SYDNEY woke up the next morning in the too-large bed in the strange hotel, for a moment unsure of where, when, or how she was. But as she blinked away sleep, the details trickled back, the rain and the car and the two peculiar men, both of whom she could hear talking beyond the door.
Mitch’s brusque tone and Victor’s lower, smoother one, seemed to seep through the walls of her room. She sat up, stiff and hungry, and adjusted the oversized sweatpants on her hips before wandering out in search of food.
The two men were standing in the kitchen. Mitch was pouring coffee and talking to Victor, who was absently crossing out lines in a magazine. Mitch looked up as she walked in.
“How’s your arm?” asked Victor, still blacking out words.
There was no pain, only a stiff feeling. She supposed she had him to thank for that.
“It’s fine,” she said. Victor set his pen aside and rolled a bag of bagels across the counter toward her. In the corner of the kitchen sat several bags of groceries. He nodded at them.
“Don’t know what you eat, so…”
“I’m not a puppy,” she said, fighting back a smile. She took a bagel and rolled the bag back across the counter, where it butted up against Victor’s magazine. She watched him black out the lines of text, and remembered the article from last night, and the photo that went with it, the one she’d been reaching for when Victor woke. Her eyes drifted back to the couch. It wasn’t there anymore.
“What’s wrong?”
The question brought her back. Victor had his elbows on the counter, fingers loosely intertwined.
“There was a paper over there last night, with a picture on it. Where is it?”
Victor frowned, but slid the newspaper page out from under the magazine, and held it up for her to see. “This?”
Sydney felt a shiver, somewhere down deep.

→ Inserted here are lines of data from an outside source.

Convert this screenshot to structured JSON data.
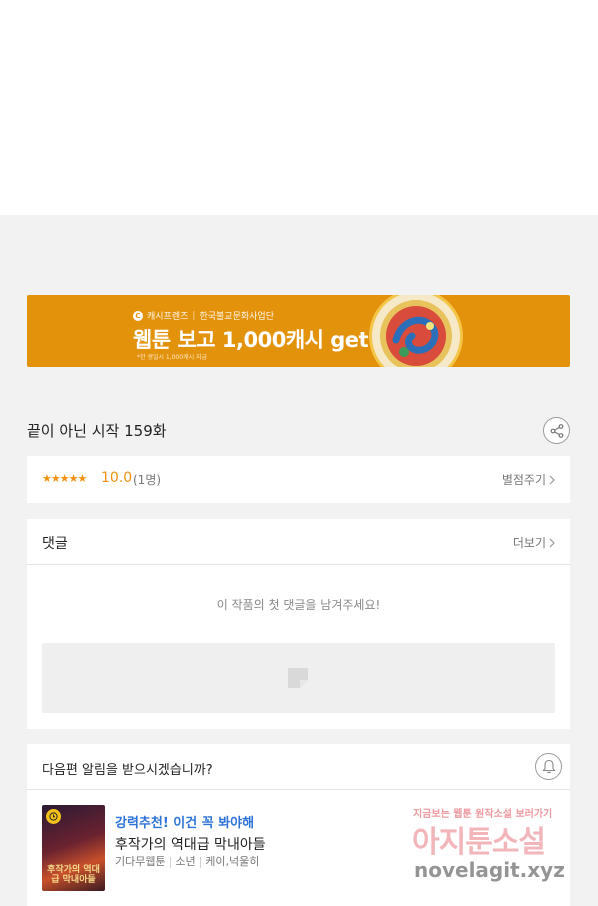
{
  "banner": {
    "brand": "캐시프렌즈",
    "partner": "한국불교문화사업단",
    "headline": "웹툰 보고 1,000캐시 get!",
    "note": "*한 생일시 1,000캐시 지급"
  },
  "episode": {
    "title": "끝이 아닌 시작 159화"
  },
  "rating": {
    "stars": "★★★★★",
    "score": "10.0",
    "count": "(1명)",
    "rate_label": "별점주기"
  },
  "comments": {
    "label": "댓글",
    "more_label": "더보기",
    "empty_message": "이 작품의 첫 댓글을 남겨주세요!"
  },
  "next_episode": {
    "question": "다음편 알림을 받으시겠습니까?",
    "recommendation": {
      "tag": "강력추천! 이건 꼭 봐야해",
      "title": "후작가의 역대급 막내아들",
      "meta": [
        "기다무웹툰",
        "소년",
        "케이,넉울히"
      ],
      "thumb_text": "후작가의 역대급 막내아들"
    }
  },
  "watermark": {
    "line1": "지금보는 웹툰 원작소설 보러가기",
    "line2": "아지툰소설",
    "line3": "novelagit.xyz"
  },
  "colors": {
    "banner_bg": "#e3920c",
    "accent_orange": "#f0910f",
    "link_blue": "#2d73d8"
  }
}
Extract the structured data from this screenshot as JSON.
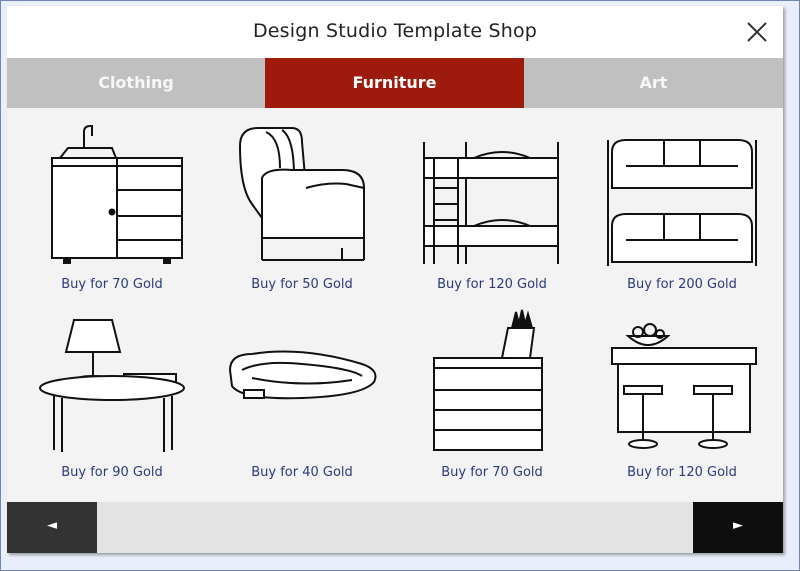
{
  "window": {
    "title": "Design Studio Template Shop"
  },
  "tabs": [
    {
      "label": "Clothing",
      "active": false
    },
    {
      "label": "Furniture",
      "active": true
    },
    {
      "label": "Art",
      "active": false
    }
  ],
  "items": [
    {
      "icon": "kitchen-sink-cabinet-icon",
      "price": "Buy for 70 Gold"
    },
    {
      "icon": "armchair-icon",
      "price": "Buy for 50 Gold"
    },
    {
      "icon": "bunk-bed-icon",
      "price": "Buy for 120 Gold"
    },
    {
      "icon": "sofa-bunk-icon",
      "price": "Buy for 200 Gold"
    },
    {
      "icon": "side-table-lamp-icon",
      "price": "Buy for 90 Gold"
    },
    {
      "icon": "pet-bed-icon",
      "price": "Buy for 40 Gold"
    },
    {
      "icon": "kitchen-drawers-knife-block-icon",
      "price": "Buy for 70 Gold"
    },
    {
      "icon": "kitchen-island-stools-icon",
      "price": "Buy for 120 Gold"
    }
  ],
  "nav": {
    "prev_glyph": "◄",
    "next_glyph": "►"
  },
  "colors": {
    "active_tab": "#9d1a0d",
    "tab_bar": "#c0c0c0",
    "price_text": "#2c3a78"
  }
}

“Why do you have a picture of him?” she asked, pointing at the grainy shot of the civilian beside the block of mostly blacked-out text.
Victor rounded the counter in slow, measured steps, and held the article up between them, inches from her face.
“Do you know him?” he asked, eyes alight. Sydney nodded. “How?”
Sydney swallowed. “He’s the one who shot me.”
Victor leaned down until his face was very close to hers. “Tell me what happened.”
XXXI
LAST YEAR
BRIGHTON COMMONS
SYDNEY told Serena about the incident in the morgue, and Serena laughed.
It wasn’t a happy laugh, though, or a light laugh. Sydney didn’t even think it was an oh-dear-my-sister-has-brain-damage-or-delusions-from-drowning laugh. There was something stuck in the laugh, and it made Sydney nervous.
Serena then told Sydney, in very calm, quiet words (which should have struck Sydney as odd right then and there because Serena had never been terribly calm or quiet) not to tell anyone else about the morgue, or the body in the hall, or anything even remotely related to resurrecting dead people, and to Sydney’s own amazement, she didn’t. From that moment, she felt no desire to share the strange news with anyone but Serena, and Serena seemed to want nothing to do with it.
So Sydney did the only thing she could. She went back to middle school, and tried not to touch anything dead. She made it to the end of the school year. She made it through the summer … even though Serena had somehow convinced the faculty to let her do a trip to Amsterdam for credit, and didn’t come home, and when Sydney heard this she was so mad she almost wanted to tell or show someone what she could do, just to spite her sister. But she didn’t. Serena always seemed to call, just before Sydney lost her temper. They would talk about nothing, just filling up space with how-are-yous and how-are-the-folks and how-are-classes and Sydney would cling to the sound of her sister’s voice even though the words were empty. And then, as she felt the conversation ending, she’d ask Serena to come home, and Serena would say no, not this time, and Sydney would feel lost, alone, until her sister would say I’m not gone, I’m not gone, and Sydney would somehow believe her.
But even though she believed those words with a simple, unshakeable faith, it didn’t mean they made her happy. Sydney’s slow-beating heart began to sink over the fall, and then Christmas came and Serena didn’t, and for some reason her parents—who’d always been adamant about one thing, and that was spending Christmas together, as if one well-represented holiday could make up for the other 364 days—didn’t seem to mind. They hardly even noticed. But Sydney noticed, and it made her feel like cracking glass.
So it’s no surprise that when Serena finally called and invited her to come visit, Sydney broke.